I know it's a pretty simple question, but what are the databases capable for import with SAS ACCESS TO OBDC?

I appreciate the help.

César

7 REPLIES 7
LinusH
Tourmaline | Level 20

Pretty much any database that has an odbc driver. There can be limitations to data types supported.  See on line doc for details.

Data never sleeps
CesarOmarHR
Calcite | Level 5

Do you know the data types that are supported?

i'm thinking MySql, Sql, .dat are there any others?

Reeza
Super User

Isn't .dat a text file, not a data base?

jakarman
Barite | Level 11

Yep your are right Reeza CesarOmarHR is mixing up a lot. All three are really different:

- The rdbms system like MySql.

- A language you can use to access a rDBMS as SQL

- a text file in some text file (.dat) you can use to configure something like a rDBMS.

---->-- ja karman --<-----
jakarman
Barite | Level 11

I your question is wich RDBMS systems support ODBC. Well ODBC is an open standard they should conform to.

If at the RDBMS software supplier they are claiming to support this than that is no question. The only question is if they are conforming that correctly (no errors).
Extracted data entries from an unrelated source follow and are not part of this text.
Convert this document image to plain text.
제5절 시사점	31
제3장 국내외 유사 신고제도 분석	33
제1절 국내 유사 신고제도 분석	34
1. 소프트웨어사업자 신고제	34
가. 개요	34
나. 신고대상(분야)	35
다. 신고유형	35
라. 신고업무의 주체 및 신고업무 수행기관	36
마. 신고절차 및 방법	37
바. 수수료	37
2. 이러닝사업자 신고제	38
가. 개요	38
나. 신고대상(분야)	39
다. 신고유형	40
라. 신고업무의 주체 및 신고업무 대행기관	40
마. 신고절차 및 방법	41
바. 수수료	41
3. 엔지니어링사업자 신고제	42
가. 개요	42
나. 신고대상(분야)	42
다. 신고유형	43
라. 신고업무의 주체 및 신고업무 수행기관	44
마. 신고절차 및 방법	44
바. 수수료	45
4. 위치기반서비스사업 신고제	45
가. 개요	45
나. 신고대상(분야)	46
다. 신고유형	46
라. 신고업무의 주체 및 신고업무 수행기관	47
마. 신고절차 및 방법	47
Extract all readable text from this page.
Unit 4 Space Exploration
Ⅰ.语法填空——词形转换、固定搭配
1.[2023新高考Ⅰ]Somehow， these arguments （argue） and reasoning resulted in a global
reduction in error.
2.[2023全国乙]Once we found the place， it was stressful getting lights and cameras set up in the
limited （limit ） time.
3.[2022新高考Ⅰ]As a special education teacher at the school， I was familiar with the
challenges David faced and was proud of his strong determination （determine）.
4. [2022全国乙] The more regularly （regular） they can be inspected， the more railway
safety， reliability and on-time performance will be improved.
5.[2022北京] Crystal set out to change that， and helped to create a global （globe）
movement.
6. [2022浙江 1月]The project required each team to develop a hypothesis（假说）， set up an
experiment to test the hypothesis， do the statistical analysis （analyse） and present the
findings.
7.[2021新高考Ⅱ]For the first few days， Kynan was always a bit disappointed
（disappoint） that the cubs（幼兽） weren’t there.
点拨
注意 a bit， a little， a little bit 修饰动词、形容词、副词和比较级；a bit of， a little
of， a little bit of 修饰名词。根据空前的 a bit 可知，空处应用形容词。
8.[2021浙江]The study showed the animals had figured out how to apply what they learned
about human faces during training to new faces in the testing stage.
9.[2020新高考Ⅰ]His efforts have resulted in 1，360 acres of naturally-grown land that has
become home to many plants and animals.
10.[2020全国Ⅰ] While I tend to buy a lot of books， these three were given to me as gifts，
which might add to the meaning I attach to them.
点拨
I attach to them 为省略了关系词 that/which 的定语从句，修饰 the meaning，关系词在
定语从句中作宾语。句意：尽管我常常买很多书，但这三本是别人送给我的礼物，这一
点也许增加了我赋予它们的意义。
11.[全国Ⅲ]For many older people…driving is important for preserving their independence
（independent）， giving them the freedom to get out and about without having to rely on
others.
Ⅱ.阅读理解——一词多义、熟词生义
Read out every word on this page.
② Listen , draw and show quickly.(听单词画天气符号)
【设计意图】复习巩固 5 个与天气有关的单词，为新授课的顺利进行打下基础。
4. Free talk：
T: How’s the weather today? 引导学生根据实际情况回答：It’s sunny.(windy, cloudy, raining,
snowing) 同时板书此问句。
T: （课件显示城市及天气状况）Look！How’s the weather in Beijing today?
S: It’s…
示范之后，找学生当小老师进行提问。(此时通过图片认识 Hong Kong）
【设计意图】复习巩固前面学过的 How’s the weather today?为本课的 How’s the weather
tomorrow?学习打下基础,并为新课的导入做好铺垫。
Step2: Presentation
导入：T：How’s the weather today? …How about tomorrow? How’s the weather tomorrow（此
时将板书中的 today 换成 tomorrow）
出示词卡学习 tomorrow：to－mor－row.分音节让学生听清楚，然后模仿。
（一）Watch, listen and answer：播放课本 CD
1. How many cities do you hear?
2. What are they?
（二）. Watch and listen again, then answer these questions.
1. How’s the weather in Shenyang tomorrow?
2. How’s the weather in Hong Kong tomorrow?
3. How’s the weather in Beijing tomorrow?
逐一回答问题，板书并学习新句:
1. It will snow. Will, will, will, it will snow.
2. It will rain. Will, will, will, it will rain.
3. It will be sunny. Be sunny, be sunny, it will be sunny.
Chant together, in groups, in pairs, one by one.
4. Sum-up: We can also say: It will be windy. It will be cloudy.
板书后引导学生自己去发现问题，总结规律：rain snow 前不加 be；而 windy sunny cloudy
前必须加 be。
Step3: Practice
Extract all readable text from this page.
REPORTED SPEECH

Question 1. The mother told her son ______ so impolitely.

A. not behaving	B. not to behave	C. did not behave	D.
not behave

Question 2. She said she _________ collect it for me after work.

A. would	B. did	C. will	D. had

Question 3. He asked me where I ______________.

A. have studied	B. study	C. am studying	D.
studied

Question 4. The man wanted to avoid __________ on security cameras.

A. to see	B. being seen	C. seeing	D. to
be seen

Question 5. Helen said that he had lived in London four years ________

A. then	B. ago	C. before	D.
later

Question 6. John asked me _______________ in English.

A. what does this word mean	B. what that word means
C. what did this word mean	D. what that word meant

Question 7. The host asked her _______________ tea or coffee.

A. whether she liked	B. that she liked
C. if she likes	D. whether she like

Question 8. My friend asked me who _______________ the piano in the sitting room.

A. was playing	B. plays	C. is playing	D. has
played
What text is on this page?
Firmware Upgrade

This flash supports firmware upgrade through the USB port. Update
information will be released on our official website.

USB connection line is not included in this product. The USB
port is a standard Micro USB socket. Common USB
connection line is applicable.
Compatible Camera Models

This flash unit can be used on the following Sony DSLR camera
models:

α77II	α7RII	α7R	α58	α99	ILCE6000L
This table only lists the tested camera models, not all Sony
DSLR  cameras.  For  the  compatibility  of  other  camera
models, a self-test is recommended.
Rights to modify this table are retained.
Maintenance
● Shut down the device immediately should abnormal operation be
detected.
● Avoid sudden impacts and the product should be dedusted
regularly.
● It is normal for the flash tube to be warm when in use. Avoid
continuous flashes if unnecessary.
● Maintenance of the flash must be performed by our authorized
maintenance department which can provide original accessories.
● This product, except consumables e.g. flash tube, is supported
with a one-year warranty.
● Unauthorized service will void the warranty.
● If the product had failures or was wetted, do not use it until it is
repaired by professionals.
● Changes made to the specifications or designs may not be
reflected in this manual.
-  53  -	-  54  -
Be aware of the confusion on dedicated interfaces being supported. They are often indicated as ODBC but are dedicated versions with a lot of additional functionality. Sometimes these are not available on all platforms. For example SQL-server is having dedicated drives at Windows but you are needing to switch to ODBC at Unix.

Datatypes within each RDBMS type is another part of the puzzle. Not all datatypes are equal. The interface is doing the translations. They can be found at:  

SAS/ACCESS(R) 9.4 for Relational Databases: Reference, Fifth Edition

As you can see it are the SAS-formats that are related to the data-type conversions. Numerics in SAS are always floating type. This is not the same within a RDBMS assuming numeric are equal to chars just having a dedicated range more like a constraint.
 

---->-- ja karman --<-----
Reeza
Super User

I think Linus answer is correct, anything with an ODBC Driver.

And SQL isn't one thing, there's T-SQL or MS SQL, Oracle SQL, MySQL, NoSQL, SQLLite and I'm sure there are others.